The Puppet Regime series mocks the right, left and center – 11/27/2025 – Luciana Coelho

This is nothing new, but it’s a situation that more people are familiar with: There’s an excellent comedy show about international geopolitics on the networks, made of Sesame Street-style puppets. Better yet, it does not exclude anyone, from the right, left, or center. It’s “Puppet System” (“Puppet System”, a not-so-subtle pun), produced by GZero Media, a company associated with consulting firm Eurasia.

When the program was created in 2018, a key question for political analyst Ian Bremer, founder of Eurasia, was why a major political and economic consulting firm would spend thousands of dollars and hundreds of man-hours to produce videos that were less than two minutes long, Bremer reported on his LinkedIn.

“As a political scientist, I realized that the most important thing I could do was to get people to voluntarily step out of their ideological comfort zone,” Bremer says in the post. “The easiest way to do this is (1) humor and (2) engaging youth.”

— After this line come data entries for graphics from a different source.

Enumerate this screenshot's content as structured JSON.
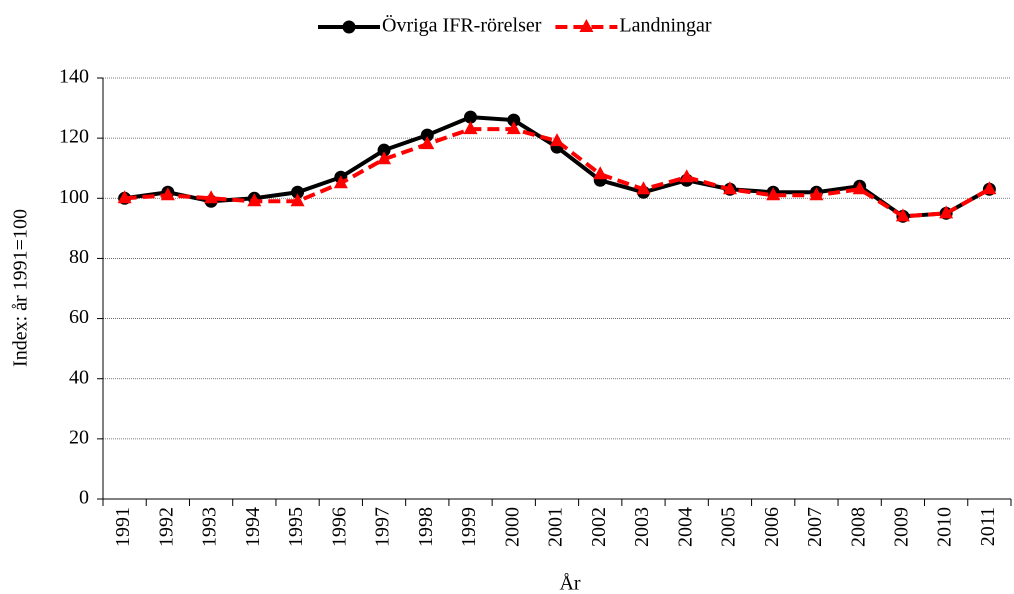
{
  "chart_data": {
    "type": "line",
    "x_label": "År",
    "y_label": "Index: år 1991=100",
    "categories": [
      "1991",
      "1992",
      "1993",
      "1994",
      "1995",
      "1996",
      "1997",
      "1998",
      "1999",
      "2000",
      "2001",
      "2002",
      "2003",
      "2004",
      "2005",
      "2006",
      "2007",
      "2008",
      "2009",
      "2010",
      "2011"
    ],
    "series": [
      {
        "name": "Övriga IFR-rörelser",
        "color": "#000000",
        "marker": "circle",
        "dash": false,
        "values": [
          100,
          102,
          99,
          100,
          102,
          107,
          116,
          121,
          127,
          126,
          117,
          106,
          102,
          106,
          103,
          102,
          102,
          104,
          94,
          95,
          103
        ]
      },
      {
        "name": "Landningar",
        "color": "#ff0000",
        "marker": "triangle",
        "dash": true,
        "values": [
          100,
          101,
          100,
          99,
          99,
          105,
          113,
          118,
          123,
          123,
          119,
          108,
          103,
          107,
          103,
          101,
          101,
          103,
          94,
          95,
          103
        ]
      }
    ],
    "ylim": [
      0,
      140
    ],
    "yticks": [
      0,
      20,
      40,
      60,
      80,
      100,
      120,
      140
    ],
    "grid": true,
    "legend": "top"
  }
}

Since 2018, things have gotten worse. After 371 episodes, Bremmer and the man behind the series, journalist, political scientist and director Alex Clement, have made good on their promise. The “puppet system” is not for those who have a beloved politician. Or maybe it is, as long as you’re willing to laugh at your favorite bad guy, whether right-wing or left-wing.

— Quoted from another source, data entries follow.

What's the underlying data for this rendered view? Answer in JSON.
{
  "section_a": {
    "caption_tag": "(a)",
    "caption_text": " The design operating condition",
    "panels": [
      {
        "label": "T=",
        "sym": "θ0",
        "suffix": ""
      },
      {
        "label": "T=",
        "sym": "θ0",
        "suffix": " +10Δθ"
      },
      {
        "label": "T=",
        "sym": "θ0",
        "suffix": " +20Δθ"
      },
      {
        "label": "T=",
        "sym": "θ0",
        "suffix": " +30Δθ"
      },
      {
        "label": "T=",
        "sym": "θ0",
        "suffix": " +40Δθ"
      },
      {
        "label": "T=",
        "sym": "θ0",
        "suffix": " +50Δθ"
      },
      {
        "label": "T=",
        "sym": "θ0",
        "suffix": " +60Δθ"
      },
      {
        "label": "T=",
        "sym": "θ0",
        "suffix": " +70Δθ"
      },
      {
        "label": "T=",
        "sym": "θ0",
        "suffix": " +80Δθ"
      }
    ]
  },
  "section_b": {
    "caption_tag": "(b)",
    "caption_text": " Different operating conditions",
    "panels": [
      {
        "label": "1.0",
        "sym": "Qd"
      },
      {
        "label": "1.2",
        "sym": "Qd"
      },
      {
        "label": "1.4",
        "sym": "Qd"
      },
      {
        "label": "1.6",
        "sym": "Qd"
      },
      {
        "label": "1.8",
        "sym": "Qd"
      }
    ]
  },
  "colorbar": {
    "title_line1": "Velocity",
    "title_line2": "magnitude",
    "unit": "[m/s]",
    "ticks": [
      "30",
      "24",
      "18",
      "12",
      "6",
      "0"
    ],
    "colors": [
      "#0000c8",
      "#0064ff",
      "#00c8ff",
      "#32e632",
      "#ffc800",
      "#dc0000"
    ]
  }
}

Over the course of the eight seasons, there was Donald Trump, Joe Biden, Vladimir Putin, Xi Jinping, Narendra Modi, Elon Musk, Donald Trump again, Kim Jong Un, and Mohammed bin Salman. Brazilians Jair Bolsonaro (PL) and Luiz Inacio Lula da Silva (PT) appear frequently, and the voice dubbing is excellent, including national characters. Clement, who lived in Brazil as a correspondent, is responsible for it as well as for the scripts, direction and artistic conception.

Being an American vehicle, Trump is naturally the most consistent figure. But there are funny sketches starring others, such as the podcast starring Putin and Xi called “Authoritarians.” The Russian autocrat, in the puppet version, is obsessed with American pop singers, and the Chinese leader never gives up his cigarette.

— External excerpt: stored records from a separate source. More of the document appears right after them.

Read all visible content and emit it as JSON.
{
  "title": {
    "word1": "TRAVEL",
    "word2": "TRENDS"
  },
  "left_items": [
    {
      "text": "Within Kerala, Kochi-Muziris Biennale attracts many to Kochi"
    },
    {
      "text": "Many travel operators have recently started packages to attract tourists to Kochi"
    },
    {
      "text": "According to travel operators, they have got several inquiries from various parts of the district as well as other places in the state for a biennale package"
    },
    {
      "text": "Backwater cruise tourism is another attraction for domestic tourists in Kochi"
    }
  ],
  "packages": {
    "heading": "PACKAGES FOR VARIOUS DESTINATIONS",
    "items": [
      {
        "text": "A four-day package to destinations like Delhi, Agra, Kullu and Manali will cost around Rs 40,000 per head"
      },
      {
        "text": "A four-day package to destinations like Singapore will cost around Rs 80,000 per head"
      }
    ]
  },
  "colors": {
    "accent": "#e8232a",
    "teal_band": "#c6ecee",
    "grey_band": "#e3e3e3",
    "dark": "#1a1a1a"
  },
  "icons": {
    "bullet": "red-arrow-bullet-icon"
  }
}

Recently, the “intimacy” between Bolsonaro and Trump became the target of the show, when a depressed Jair called his friend Donald, complaining that he had traded him coffee. This was a reference to Trump’s decision, after his meeting with Lula, to suspend tariffs on Brazilian products. “No coffee, it was coffee, meat, maga, acai… although I don’t even know what that is,” Donald replied.

The emergence of political comedy talk shows on American television over the past two decades, and their repercussions in Brazil and elsewhere, has marked a change in the way young people learn about recent events. But over time, and with the attacks on democracy promoted by Trump, the line of these programs changed from generally progressive to radically progressive, alienating a large portion of the public.

The “puppet system” does not suffer from this problem, as it makes everyone an object of ridicule. That’s why it’s so great, no politician should be an outcast. After all, one of the functions of humor is to provoke thinking, including thinking about our own thoughts.